Support Questions

Find answers, ask questions, and share your expertise
Announcements
Celebrating as our community reaches 100,000 members! Thank you!

Add CLASSPATH to Oozie workflow job

avatar
Contributor

I coded SparkSQL that accesses Hive tables, in Java, and packaged a jar file that can be run using spark-submit.

 

Now I want to run this jar as an Oozie workflow (and coordinator, if I make workflow to work). When I try to do that, the job fails and I get in Oozie job logs

 

java.lang.NoClassDefFoundError: org/apache/hadoop/hive/conf/HiveConf

What I did was to look for the jar in $HIVE_HOME/lib that contains that class, copy that jar in the lib path of my Oozie workflow root path and add this to workflow.xml in the Spark Action:

 

<spark-opts> --jars lib/*.jar</spark-opts>

 

But this leads to another java.lang.NoClassDefFoundError that points to another missing class, so I did the process again of looking for the jar and copying, run the job and the same thing goes all over. It looks like it needs the dependency to many jars in my Hive lib.

What I don't understand is when I use spark-submit in the shell using the jar, it runs OK, I can SELECT and INSERT into my Hive tables. It is only when I use Oozie that this occurs. It looks like that Spark can't see the Hive libraries anymore when contained in an Oozie workflow job.

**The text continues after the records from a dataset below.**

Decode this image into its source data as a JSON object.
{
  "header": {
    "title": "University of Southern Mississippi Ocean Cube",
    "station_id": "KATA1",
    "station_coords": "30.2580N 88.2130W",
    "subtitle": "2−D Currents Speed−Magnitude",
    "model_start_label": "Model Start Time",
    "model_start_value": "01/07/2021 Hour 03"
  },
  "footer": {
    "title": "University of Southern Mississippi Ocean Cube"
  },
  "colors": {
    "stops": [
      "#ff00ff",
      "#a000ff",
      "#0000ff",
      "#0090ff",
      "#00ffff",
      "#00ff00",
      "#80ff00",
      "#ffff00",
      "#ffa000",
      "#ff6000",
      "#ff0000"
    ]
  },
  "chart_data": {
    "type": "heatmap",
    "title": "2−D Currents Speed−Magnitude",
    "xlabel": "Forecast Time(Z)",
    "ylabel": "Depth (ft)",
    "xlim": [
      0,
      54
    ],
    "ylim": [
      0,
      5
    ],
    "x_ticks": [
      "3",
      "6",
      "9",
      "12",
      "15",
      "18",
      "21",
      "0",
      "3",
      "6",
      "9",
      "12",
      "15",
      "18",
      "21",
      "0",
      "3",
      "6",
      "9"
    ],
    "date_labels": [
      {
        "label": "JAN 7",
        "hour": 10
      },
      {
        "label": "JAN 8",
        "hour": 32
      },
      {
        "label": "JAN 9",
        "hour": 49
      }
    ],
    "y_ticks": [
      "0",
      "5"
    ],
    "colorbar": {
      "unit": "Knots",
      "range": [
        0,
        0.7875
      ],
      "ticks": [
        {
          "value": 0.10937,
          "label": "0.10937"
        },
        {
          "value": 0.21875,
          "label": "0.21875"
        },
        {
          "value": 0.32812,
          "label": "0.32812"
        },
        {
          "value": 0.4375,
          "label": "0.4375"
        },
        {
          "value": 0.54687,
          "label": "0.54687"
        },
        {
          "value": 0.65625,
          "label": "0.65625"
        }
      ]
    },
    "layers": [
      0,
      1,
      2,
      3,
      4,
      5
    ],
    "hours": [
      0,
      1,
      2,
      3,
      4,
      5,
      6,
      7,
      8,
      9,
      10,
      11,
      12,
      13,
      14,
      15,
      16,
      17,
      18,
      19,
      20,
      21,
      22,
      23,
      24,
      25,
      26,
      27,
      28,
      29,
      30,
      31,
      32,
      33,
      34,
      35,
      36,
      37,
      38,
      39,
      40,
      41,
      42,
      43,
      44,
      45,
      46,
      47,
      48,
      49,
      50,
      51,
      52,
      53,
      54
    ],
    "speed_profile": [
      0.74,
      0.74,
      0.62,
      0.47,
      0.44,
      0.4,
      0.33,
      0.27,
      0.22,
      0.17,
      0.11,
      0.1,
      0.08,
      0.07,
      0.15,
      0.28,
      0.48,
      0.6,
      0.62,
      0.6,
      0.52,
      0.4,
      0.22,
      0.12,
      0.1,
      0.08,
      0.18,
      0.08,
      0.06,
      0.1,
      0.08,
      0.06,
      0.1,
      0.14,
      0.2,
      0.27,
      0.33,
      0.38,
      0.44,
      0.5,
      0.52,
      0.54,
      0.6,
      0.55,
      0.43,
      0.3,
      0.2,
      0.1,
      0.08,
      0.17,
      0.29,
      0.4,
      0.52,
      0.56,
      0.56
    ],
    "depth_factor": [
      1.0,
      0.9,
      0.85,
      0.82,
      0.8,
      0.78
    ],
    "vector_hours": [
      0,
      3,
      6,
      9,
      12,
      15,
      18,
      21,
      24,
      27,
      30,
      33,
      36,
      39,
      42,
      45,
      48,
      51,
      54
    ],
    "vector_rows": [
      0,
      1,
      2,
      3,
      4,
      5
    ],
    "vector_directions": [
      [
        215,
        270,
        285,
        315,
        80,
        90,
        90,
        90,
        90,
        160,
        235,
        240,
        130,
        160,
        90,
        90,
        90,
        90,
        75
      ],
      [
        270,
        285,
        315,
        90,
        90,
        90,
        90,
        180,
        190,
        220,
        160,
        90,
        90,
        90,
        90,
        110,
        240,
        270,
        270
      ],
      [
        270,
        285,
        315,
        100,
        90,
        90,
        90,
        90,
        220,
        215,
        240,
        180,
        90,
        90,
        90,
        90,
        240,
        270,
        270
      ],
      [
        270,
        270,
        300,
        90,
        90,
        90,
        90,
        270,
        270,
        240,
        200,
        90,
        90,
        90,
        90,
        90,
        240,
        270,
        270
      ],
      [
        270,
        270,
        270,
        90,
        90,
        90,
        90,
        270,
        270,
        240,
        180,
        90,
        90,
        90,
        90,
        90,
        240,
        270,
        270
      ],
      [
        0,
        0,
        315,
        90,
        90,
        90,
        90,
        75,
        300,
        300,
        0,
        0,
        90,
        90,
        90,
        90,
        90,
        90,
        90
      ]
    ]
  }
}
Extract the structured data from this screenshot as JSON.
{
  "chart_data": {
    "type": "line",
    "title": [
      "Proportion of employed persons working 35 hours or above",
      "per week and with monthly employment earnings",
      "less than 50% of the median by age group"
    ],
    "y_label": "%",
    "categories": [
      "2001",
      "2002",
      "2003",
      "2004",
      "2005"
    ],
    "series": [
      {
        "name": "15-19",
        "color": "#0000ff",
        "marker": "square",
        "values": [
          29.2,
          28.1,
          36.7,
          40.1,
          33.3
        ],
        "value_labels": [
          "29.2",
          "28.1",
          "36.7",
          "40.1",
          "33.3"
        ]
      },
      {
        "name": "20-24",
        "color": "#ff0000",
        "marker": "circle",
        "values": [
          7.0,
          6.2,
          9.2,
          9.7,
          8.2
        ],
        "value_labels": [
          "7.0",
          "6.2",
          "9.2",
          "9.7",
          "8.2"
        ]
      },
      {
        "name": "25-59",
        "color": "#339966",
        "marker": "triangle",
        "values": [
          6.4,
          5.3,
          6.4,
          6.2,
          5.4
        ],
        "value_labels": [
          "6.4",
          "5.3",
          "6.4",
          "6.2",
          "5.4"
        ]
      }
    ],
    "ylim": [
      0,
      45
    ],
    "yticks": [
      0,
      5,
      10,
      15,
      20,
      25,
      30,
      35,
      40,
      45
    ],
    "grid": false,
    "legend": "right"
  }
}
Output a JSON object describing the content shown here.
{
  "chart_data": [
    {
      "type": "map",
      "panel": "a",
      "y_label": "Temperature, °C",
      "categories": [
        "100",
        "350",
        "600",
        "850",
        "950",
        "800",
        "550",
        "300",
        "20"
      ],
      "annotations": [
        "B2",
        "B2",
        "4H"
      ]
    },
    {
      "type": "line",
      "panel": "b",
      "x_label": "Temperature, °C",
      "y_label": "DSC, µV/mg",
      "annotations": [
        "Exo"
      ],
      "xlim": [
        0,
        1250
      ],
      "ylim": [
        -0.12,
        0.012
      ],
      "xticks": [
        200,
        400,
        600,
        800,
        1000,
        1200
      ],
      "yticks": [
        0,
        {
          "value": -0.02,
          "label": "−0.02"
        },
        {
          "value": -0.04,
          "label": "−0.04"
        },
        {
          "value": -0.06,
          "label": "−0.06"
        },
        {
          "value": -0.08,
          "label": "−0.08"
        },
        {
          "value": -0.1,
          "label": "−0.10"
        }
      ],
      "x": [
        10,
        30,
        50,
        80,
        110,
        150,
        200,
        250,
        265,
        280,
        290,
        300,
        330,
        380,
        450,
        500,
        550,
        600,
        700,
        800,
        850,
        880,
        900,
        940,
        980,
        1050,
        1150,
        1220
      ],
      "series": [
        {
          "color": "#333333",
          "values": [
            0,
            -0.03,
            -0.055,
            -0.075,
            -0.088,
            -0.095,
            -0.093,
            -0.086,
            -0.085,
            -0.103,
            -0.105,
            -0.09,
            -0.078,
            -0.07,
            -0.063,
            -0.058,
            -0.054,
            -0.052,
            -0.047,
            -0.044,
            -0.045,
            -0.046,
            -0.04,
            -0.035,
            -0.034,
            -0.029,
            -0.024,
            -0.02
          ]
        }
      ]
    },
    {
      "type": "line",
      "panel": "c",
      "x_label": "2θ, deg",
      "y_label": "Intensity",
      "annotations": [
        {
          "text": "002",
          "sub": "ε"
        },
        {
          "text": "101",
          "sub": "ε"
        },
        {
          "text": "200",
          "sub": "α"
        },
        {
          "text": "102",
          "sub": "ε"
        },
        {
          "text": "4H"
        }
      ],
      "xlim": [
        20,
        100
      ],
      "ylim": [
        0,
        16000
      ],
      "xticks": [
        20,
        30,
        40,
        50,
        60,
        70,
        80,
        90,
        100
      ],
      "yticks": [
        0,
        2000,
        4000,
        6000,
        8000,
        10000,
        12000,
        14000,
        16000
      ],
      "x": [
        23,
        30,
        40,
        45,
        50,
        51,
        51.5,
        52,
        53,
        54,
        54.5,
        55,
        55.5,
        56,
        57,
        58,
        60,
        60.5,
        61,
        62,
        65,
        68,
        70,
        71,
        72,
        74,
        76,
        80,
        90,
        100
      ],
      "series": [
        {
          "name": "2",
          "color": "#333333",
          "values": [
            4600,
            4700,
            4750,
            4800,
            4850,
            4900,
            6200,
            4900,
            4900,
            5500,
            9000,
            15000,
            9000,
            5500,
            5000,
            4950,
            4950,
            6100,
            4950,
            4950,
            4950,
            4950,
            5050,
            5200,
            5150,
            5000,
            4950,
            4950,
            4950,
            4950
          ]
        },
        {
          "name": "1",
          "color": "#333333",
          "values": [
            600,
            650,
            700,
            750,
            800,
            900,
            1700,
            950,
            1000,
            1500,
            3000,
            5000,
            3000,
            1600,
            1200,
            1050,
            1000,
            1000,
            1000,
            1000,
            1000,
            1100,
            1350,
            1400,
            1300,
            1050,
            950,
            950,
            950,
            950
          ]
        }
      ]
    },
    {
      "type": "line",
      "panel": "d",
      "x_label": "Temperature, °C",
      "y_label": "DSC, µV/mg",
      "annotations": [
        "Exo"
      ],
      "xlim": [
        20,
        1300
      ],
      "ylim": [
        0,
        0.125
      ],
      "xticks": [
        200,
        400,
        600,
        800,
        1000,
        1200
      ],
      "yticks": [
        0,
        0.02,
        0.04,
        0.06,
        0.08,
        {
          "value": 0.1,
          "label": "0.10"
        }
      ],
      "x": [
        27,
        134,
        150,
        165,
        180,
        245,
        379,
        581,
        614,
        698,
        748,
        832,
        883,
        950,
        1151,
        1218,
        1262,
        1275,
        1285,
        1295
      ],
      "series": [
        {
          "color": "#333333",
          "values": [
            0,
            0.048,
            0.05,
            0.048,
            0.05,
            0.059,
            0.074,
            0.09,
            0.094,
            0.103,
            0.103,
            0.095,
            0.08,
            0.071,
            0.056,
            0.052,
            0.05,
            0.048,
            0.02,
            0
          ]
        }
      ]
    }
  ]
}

Can someone explain how this happens?

How do I add or reference the necessary classes / jars to the Oozie path?

 

I am using Cloudera Quickstart VM CDH 5.4.0, Spark 1.4.0, Oozie 4.1.0.

4 REPLIES 4

avatar
Mentor
Unlike your spark shell command, Oozie does not invoke/use scripts that setup local classpaths for its actions (as it needs to use distributed-caches for this).

Take a look at how the ShareLib works, and how you can override them for your action to include a system one http://archive.cloudera.com/cdh5/cdh/5/oozie/WorkflowFunctionalSpec.html#a17_HDFS_Share_Libraries_fo... In your case, if you use the java action, you can make it include the "hive" share-lib, and that will include all Hive jars into the distributed cache classpath.

avatar
Rising Star

 Hi Harsh,

 

Actually I'm still a little confued about the 4 ways mentioned in "One Last Thing" in http://blog.cloudera.com/blog/2014/05/how-to-use-the-sharelib-in-apache-oozie-cdh-5/
I tried all the ways, but all didn't work.(I'm using CDH Hue and oozie workflow) Following were what I tried with the 4 ways:
 
For way 1:
It recommended "oozie.libpath=/path/to/jars,another/path/to/jars"
I add oozie.libpath=hdfs://ip-10-0-4-248.us-west-1.compute.internal:8020/user/oozie/share/lib/lib_20151201085935/spark
or
oozie.libpath=hdfs://ip-10-0-4-248.us-west-1.compute.internal:8020/user/oozie/share/lib/lib_20151201085935/spark/guava-16.0.1.jar
and oozie.use.system.libpath=true is by default.
Both don't work.
 
For way 2:
I added guava-16.0.1.jar into “lib” next to current workspace workflow.xml in HDFS, it doesn't work.
 
For way 3:
I can not find any <archive> tag in a Spark action with the path to a single jar, so I have no way to try way3.
 
For way 4:
I added guava-16.0.1.jar to the ShareLib (e.g. hdfs://ip-10-0-4-248.us-west-1.compute.internal:8020/user/oozie/share/lib/lib_20151201085935/spark) and set oozie.use.system.libpath=true in job.properties, it still doesn't work.
 
Could you please give any suggestion? Thanks very much for any of your help! I appreciated!

avatar
New Contributor

Hi,

 

Can you please please suggest, how to add a python script wrapped in a bash script which is located in some other hdfs /apps directory ?

 

Regards,

 Murari

avatar
Rising Star

Hi jdb, how did you add external jar into oozie, and what configuration you changed to make oozie classpath pick up the new jar? Thanks!